Despite the messy picture painted above, markets recovered in September from the turbulent summer and developed equity markets were able to end the third quarter with positive returns. The picture was more mixed in emerging markets as China continued to be hindered by trade tensions with the US and political tensions with Hong Kong. Bond markets gave back some of their recent gains, unsurprisingly given how quickly bond yields had moved.

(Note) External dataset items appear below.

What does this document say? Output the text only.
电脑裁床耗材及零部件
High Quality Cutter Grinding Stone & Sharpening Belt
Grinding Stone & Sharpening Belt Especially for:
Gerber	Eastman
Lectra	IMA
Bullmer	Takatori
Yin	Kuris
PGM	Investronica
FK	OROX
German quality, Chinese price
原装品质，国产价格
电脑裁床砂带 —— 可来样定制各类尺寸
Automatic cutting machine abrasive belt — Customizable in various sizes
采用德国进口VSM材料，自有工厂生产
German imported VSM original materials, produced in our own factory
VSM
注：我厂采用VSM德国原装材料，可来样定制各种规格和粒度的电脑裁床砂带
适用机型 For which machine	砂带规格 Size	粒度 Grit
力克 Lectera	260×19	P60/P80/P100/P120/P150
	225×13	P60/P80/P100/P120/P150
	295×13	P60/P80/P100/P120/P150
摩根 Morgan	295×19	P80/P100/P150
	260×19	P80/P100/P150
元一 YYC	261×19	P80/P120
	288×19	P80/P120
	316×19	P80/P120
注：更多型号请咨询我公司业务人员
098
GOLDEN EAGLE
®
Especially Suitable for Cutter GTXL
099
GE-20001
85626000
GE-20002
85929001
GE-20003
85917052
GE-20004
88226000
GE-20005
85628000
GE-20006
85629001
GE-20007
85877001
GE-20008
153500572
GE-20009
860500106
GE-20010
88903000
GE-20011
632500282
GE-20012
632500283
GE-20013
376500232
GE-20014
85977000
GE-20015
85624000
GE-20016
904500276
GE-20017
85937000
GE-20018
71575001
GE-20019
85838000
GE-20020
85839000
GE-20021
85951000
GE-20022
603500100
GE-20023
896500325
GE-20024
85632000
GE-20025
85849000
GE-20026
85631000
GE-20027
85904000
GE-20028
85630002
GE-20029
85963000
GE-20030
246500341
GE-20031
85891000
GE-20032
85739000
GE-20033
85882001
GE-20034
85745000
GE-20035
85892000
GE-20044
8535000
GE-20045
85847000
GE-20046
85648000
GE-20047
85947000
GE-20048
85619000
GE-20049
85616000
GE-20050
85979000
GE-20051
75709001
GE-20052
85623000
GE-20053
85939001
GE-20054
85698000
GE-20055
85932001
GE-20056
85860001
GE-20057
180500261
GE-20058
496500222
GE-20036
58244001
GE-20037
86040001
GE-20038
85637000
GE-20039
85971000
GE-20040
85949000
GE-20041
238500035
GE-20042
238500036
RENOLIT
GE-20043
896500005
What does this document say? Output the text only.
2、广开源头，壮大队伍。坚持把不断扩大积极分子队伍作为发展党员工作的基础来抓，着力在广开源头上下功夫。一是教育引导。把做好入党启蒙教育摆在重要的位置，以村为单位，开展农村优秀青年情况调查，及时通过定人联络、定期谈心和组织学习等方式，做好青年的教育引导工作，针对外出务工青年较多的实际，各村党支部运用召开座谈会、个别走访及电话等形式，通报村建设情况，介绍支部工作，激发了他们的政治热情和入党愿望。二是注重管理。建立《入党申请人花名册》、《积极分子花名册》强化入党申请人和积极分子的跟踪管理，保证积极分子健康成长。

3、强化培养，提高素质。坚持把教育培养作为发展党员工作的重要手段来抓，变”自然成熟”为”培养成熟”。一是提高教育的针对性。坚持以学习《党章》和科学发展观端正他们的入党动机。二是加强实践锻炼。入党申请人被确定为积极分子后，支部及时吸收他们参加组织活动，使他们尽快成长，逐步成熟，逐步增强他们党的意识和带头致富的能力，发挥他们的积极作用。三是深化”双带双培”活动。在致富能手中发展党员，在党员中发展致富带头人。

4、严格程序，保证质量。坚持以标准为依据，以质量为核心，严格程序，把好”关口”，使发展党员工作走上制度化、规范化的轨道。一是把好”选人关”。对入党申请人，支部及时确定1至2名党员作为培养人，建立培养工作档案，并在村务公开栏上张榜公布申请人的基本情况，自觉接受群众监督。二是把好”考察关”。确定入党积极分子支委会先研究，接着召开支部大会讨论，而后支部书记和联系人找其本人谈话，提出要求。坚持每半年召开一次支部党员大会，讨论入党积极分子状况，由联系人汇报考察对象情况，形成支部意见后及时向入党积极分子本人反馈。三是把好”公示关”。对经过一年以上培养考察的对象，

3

Under the surface, however, there was a striking shift in market leadership. Value equities (i.e. equities that are cheap now relative to their intrinsic worth) staged a formidable comeback relative to growth (i.e. equities cheap relative to their future worth based on their expected growth) or momentum equities (i.e. equities performing well because they performed well in the past). This is of great importance because the value style has been a laggard since the Great Financial Crisis and it is a style that we are biased towards. One month of performance doesn’t make a trend but, historically, when Value starts to perform, it happens in an explosive and sustained fashion, so we are monitoring this development closely.
The TB Wise Multi-Asset Growth fund was up 0.8% in September, behind the CBOE UK All Companies index, up 3.5% and broadly in line with its peer group at 0.8%. The UK equity market, despite a headwind from a stronger pound, was pulled higher by strong performance in the financials and oil sectors. In terms of our fund, our gold positions detracted from performance, giving back some of their strong gains from the summer. We mitigated that impact by taking profits in our position in the Blackrock Gold & General fund though. On the positive side, the top contributors were the Woodford Patient Capital trust which appears to have found a lower level in price, HG Capital trust which released strong results and the JO Hambro UK Income fund which benefitted from the rebound in the value style.
Regarding portfolio changes, other than the trimming of our gold positions, we took some profits in the HG Capital trust and the Miton Global Infrastructure Income fund, recycling this cash into cheap value-biased equity funds and emerging markets.